Hello there! I'm Dr. Vinifera, but you can call me Vinny. Ask me your toughest wine questions, from the fine points of etiquette to the science of winemaking. And don't worry, I'm no wine snob—you can also ask me those "dumb questions" you're too embarrased to ask your wine geek friends! I hope you find my answers educational, empowering and even amusing. And don't forget to check out my most asked questions and my full archives for all my Q&A classics.
Dear Dr. Vinny,
I found some 20-year-old wine bottles under my house. I cleaned them up, gave then a shake, and now there is a lot of sediment floating around in them. Are they ruined? Or is that normal for wine that old?

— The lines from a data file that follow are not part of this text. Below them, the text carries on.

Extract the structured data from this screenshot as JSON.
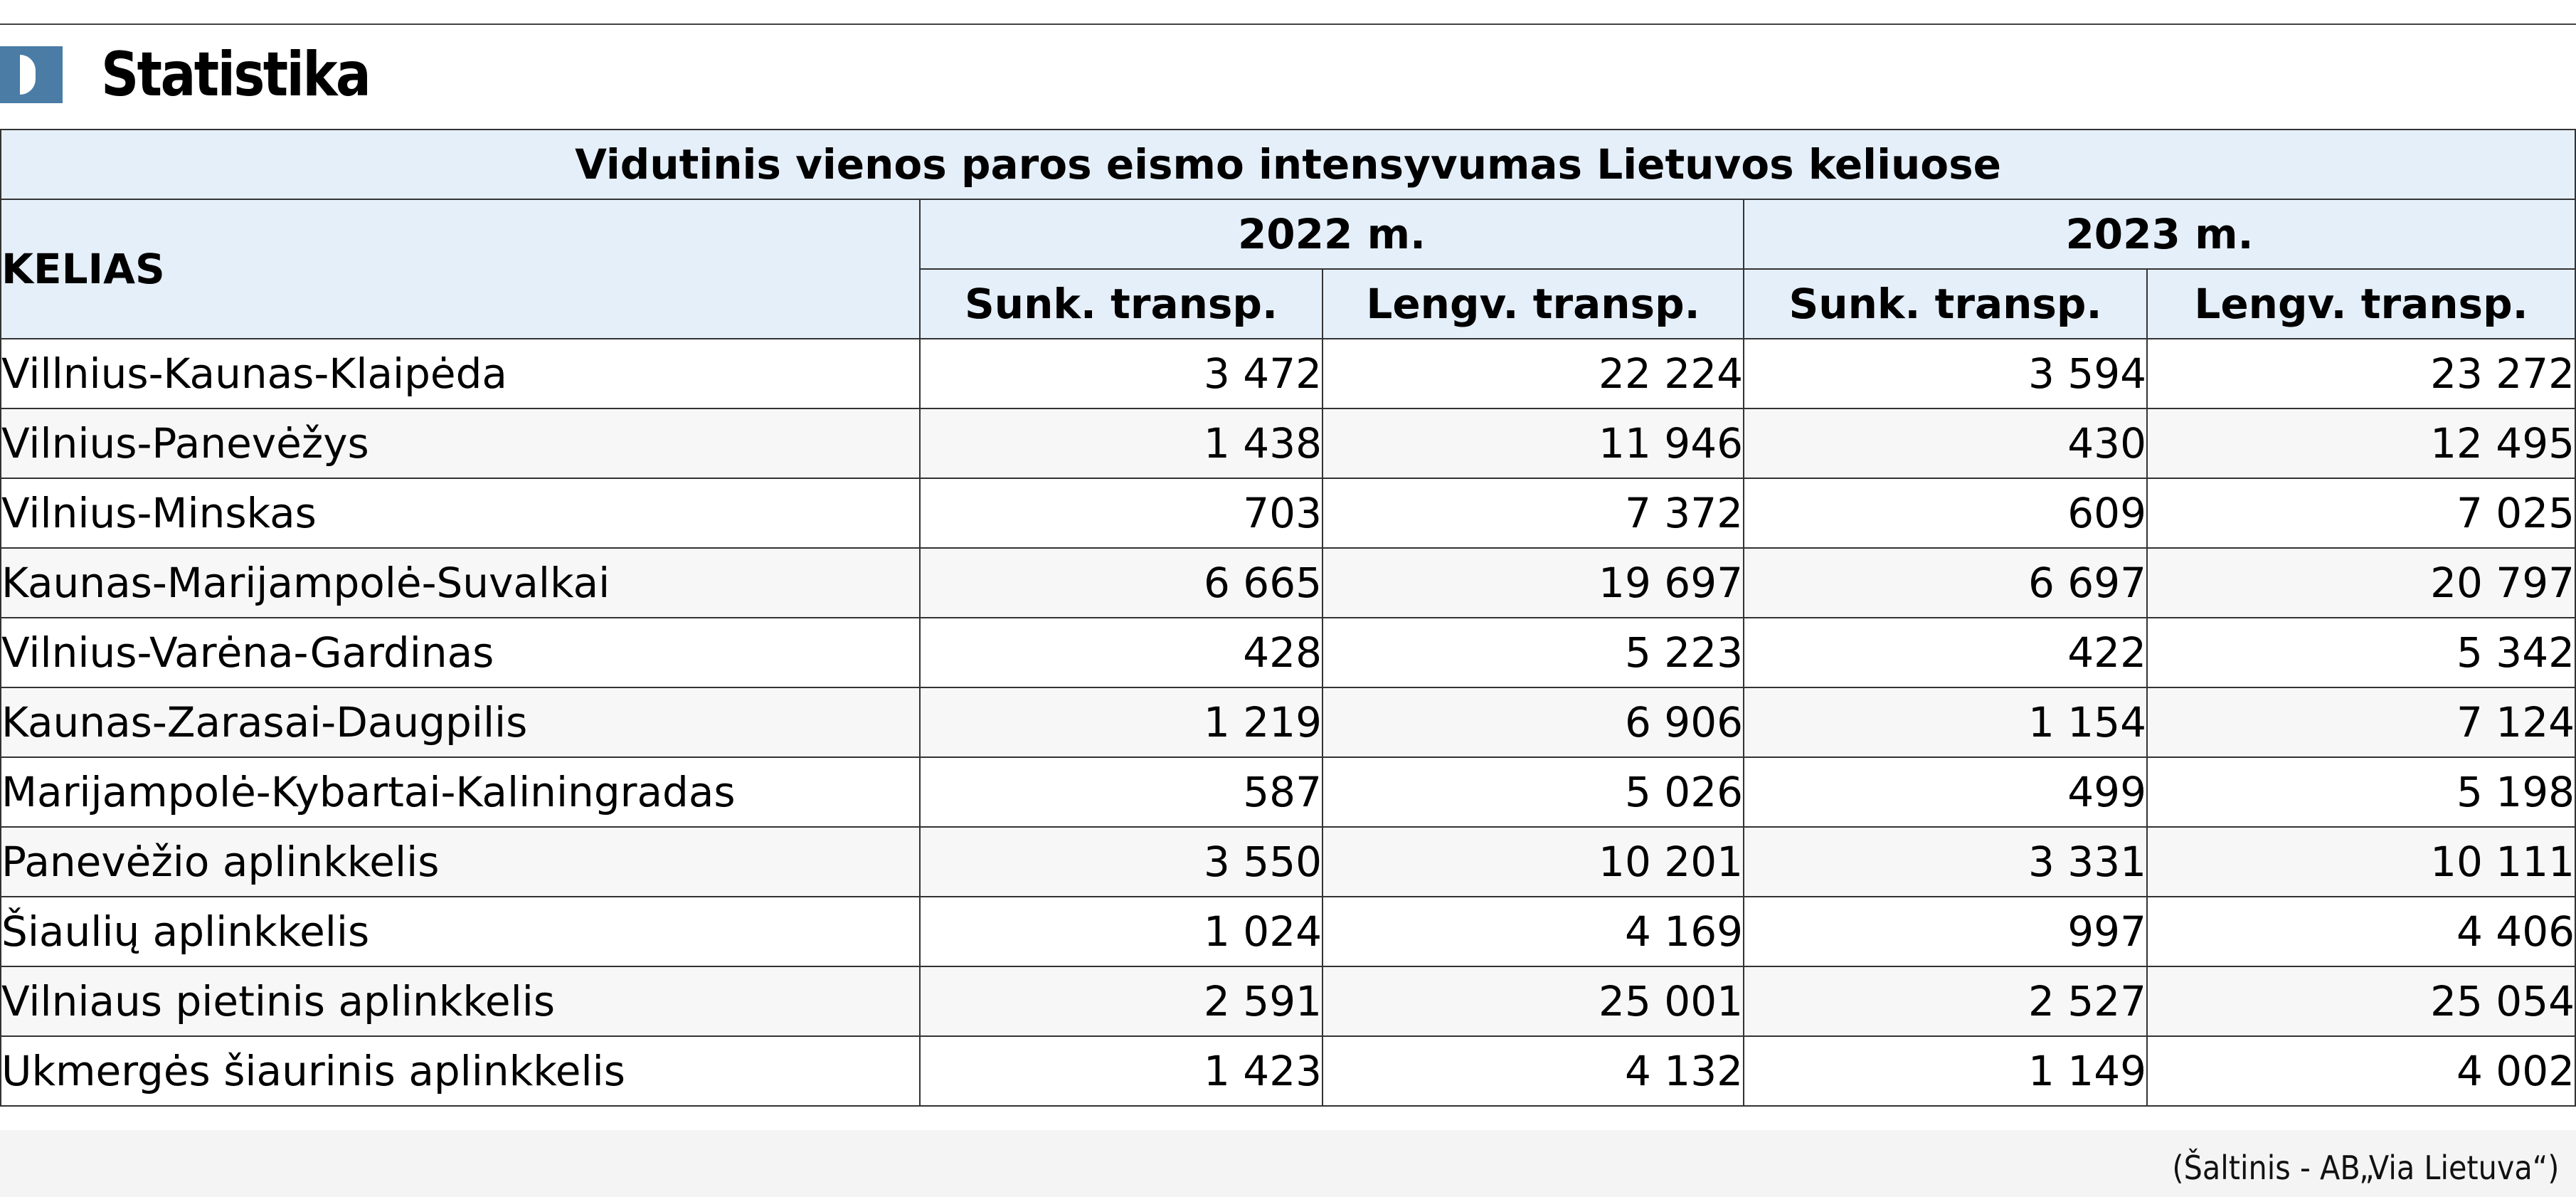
{
  "header": {
    "logo_icon": "d-logo-icon",
    "title": "Statistika",
    "accent_color": "#4a7ca6"
  },
  "table": {
    "title": "Vidutinis vienos paros eismo intensyvumas Lietuvos keliuose",
    "road_header": "KELIAS",
    "years": [
      "2022 m.",
      "2023 m."
    ],
    "sub_headers": [
      "Sunk. transp.",
      "Lengv. transp.",
      "Sunk. transp.",
      "Lengv. transp."
    ],
    "header_bg": "#e5eff9",
    "rows": [
      {
        "road": "Villnius-Kaunas-Klaipėda",
        "v2022_heavy": "3 472",
        "v2022_light": "22 224",
        "v2023_heavy": "3 594",
        "v2023_light": "23 272"
      },
      {
        "road": "Vilnius-Panevėžys",
        "v2022_heavy": "1 438",
        "v2022_light": "11 946",
        "v2023_heavy": "430",
        "v2023_light": "12 495"
      },
      {
        "road": "Vilnius-Minskas",
        "v2022_heavy": "703",
        "v2022_light": "7 372",
        "v2023_heavy": "609",
        "v2023_light": "7 025"
      },
      {
        "road": "Kaunas-Marijampolė-Suvalkai",
        "v2022_heavy": "6 665",
        "v2022_light": "19 697",
        "v2023_heavy": "6 697",
        "v2023_light": "20 797"
      },
      {
        "road": "Vilnius-Varėna-Gardinas",
        "v2022_heavy": "428",
        "v2022_light": "5 223",
        "v2023_heavy": "422",
        "v2023_light": "5 342"
      },
      {
        "road": "Kaunas-Zarasai-Daugpilis",
        "v2022_heavy": "1 219",
        "v2022_light": "6 906",
        "v2023_heavy": "1 154",
        "v2023_light": "7 124"
      },
      {
        "road": "Marijampolė-Kybartai-Kaliningradas",
        "v2022_heavy": "587",
        "v2022_light": "5 026",
        "v2023_heavy": "499",
        "v2023_light": "5 198"
      },
      {
        "road": "Panevėžio aplinkkelis",
        "v2022_heavy": "3 550",
        "v2022_light": "10 201",
        "v2023_heavy": "3 331",
        "v2023_light": "10 111"
      },
      {
        "road": "Šiaulių aplinkkelis",
        "v2022_heavy": "1 024",
        "v2022_light": "4 169",
        "v2023_heavy": "997",
        "v2023_light": "4 406"
      },
      {
        "road": "Vilniaus pietinis aplinkkelis",
        "v2022_heavy": "2 591",
        "v2022_light": "25 001",
        "v2023_heavy": "2 527",
        "v2023_light": "25 054"
      },
      {
        "road": "Ukmergės šiaurinis aplinkkelis",
        "v2022_heavy": "1 423",
        "v2022_light": "4 132",
        "v2023_heavy": "1 149",
        "v2023_light": "4 002"
      }
    ]
  },
  "source": "(Šaltinis - AB„Via Lietuva“)"
}
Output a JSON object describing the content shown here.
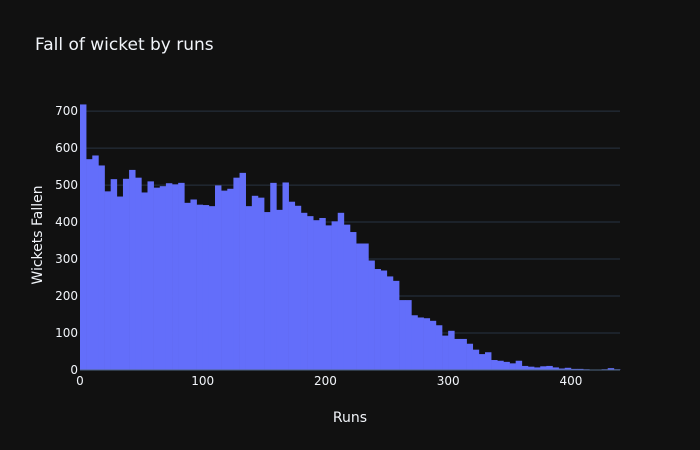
{
  "chart_data": {
    "type": "bar",
    "title": "Fall of wicket by runs",
    "xlabel": "Runs",
    "ylabel": "Wickets Fallen",
    "bin_width": 5,
    "xlim": [
      0,
      440
    ],
    "ylim": [
      0,
      730
    ],
    "x_ticks": [
      0,
      100,
      200,
      300,
      400
    ],
    "y_ticks": [
      0,
      100,
      200,
      300,
      400,
      500,
      600,
      700
    ],
    "grid": true,
    "bar_color": "#636efa",
    "background_color": "#111111",
    "bins_start": [
      0,
      5,
      10,
      15,
      20,
      25,
      30,
      35,
      40,
      45,
      50,
      55,
      60,
      65,
      70,
      75,
      80,
      85,
      90,
      95,
      100,
      105,
      110,
      115,
      120,
      125,
      130,
      135,
      140,
      145,
      150,
      155,
      160,
      165,
      170,
      175,
      180,
      185,
      190,
      195,
      200,
      205,
      210,
      215,
      220,
      225,
      230,
      235,
      240,
      245,
      250,
      255,
      260,
      265,
      270,
      275,
      280,
      285,
      290,
      295,
      300,
      305,
      310,
      315,
      320,
      325,
      330,
      335,
      340,
      345,
      350,
      355,
      360,
      365,
      370,
      375,
      380,
      385,
      390,
      395,
      400,
      405,
      410,
      415,
      420,
      425,
      430,
      435
    ],
    "values": [
      718,
      570,
      580,
      553,
      483,
      516,
      469,
      517,
      541,
      520,
      480,
      510,
      493,
      497,
      505,
      502,
      506,
      452,
      461,
      447,
      446,
      443,
      499,
      485,
      490,
      520,
      533,
      443,
      471,
      466,
      427,
      506,
      433,
      507,
      455,
      444,
      425,
      416,
      405,
      411,
      391,
      402,
      425,
      393,
      373,
      342,
      342,
      296,
      273,
      269,
      253,
      241,
      189,
      189,
      148,
      142,
      140,
      133,
      121,
      93,
      106,
      84,
      84,
      71,
      55,
      43,
      48,
      27,
      25,
      22,
      18,
      25,
      11,
      9,
      7,
      10,
      11,
      7,
      4,
      6,
      3,
      3,
      2,
      1,
      1,
      2,
      5,
      2
    ]
  }
}
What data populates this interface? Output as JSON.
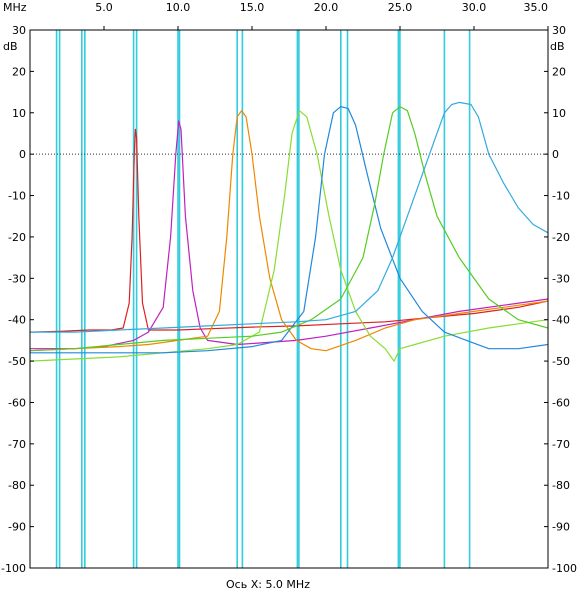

—Maxwell, Melbourne, Australia
Sediment is a naturally occurring byproduct of aging wine—it is not a reflection of the quality of the wine or how it was stored. It’s a mix of stuff, commonly referred to as “dregs,” that couldn’t be or wasn’t filtered out of the wine and later starts settling out of the liquid—dead yeast cells, tiny bits of grape skins or seeds, tartrates and any other leftover solids. New solids can also form over time, as phenol molecules combine to form tannin polymers that fall out of suspension. The degree to which a wine accumulates sediment inside the bottle will vary from wine to wine, but I generally expect to start seeing sediment at around the 10-year mark.
As wine ages, it’s best to let that sediment peacefully settle—you really don’t want to disturb it, especially by shaking it up! You didn’t harm the wine at all, but the only thing shaking it accomplished was mixing up the sediment and making the wine cloudy. If you opened it after shaking it, you would probably have a very gritty glass of wine. Before you decide to taste the wine, stand the bottle upright for at least a few days so that all that sediment can settle down to the bottom of the bottle, and then you might want to read up on decanting as an option. Good luck!